The ‘no general duty to give reasons’ stance has also come under pressure from another angle internal to administrative law. Because the intensity of substantive review of decisions for reasonableness and, increasingly, proportionality has increased dramatically in recent years it is no longer adequate for decision-makers whose decisions are marked by badges of unreasonableness or have disproportionate effects to respond that they had some reasons to justify their decision — the reasons they give must engage with the criticism of their decision, that is, they must be good reasons, not just standardised reasons. For instance, as my colleague Professor Mark Elliott has suggested, “[t]he imposition of a duty to give reasons in the event of departure [from an established policy] is a natural corollary of the substantive requirement that policy generally be adhered to”.
Moreover, as the Federal Court of Appeal recently observed, having commented on the low threshold applied in Canada to the existence of reasons, decision-makers have strong incentives to provide good reasons in order to survive judicial review:
…it is important to emphasize that the foregoing discussion only concerns the minimum requirements that will still pass muster under reasonableness review in accordance with Newfoundland Nurses.
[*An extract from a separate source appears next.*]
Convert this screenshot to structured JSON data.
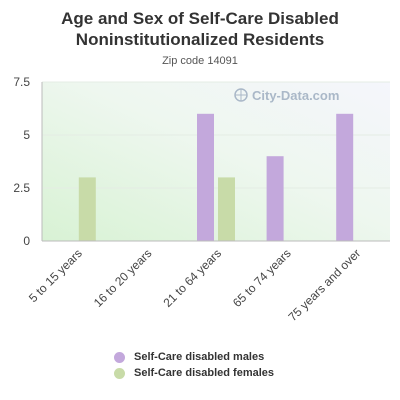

The best administrative decision-makers—the ones that have the strongest reputations and command public confidence—go beyond the minimum. They strive to fulfil the many important substantive and procedural purposes of reasons for decision…They do so without any sacrifice of timeliness, efficiency, brevity, and practicality.
In substantive review, however, the focus has typically been on the provision of good reasons at the time of the hearing, not contemporaneous with the original decision. This may not result in treating people with dignity and respect, for the goal is to provide reasons to allow the court to perform its reviewing function, not to explain to the individual concerned why a particular decision was taken.
Nonetheless, these external and internal pressures could yet ensure that the common law duty to give reasons comes of age. Technology could help decision-makers to provide standardised reasons that are also good reasons. Drop-down menus and templates can usefully focus decision-makers’ minds on issues that regularly recur and generally prompt one of several responses. With technology focusing their minds on what is relevant, decision-makers can then turn their surplus attention to providing good reasons that are responsive to the facts presented.
And courts might usefully take a hard line against reasons that are not provided contemporaneously but are cooked up after the fact. Indeed, there are encouraging examples of judges recognising the desirability of contemporaneous reasons (see e.g. here and here and, to a lesser extent, here). Disregarding, or subjecting to closer scrutiny, reasons that were not provided at the time a decision was made would incentivise decision-makers to canvass the available bases of decision as thoroughly as possible during the administrative process.
Properly understood, these internal and external pressures combine to make the recognition of a universal reason-giving requirement very plausible. To the extent that technology makes more effective decision-making possible, the objections to recognising a general duty to give reasons in administrative law will start to ring hollow. And if good, contemporaneous reasons are required to survive substantive judicial review, the jump to a general duty to give reasons will become less daunting.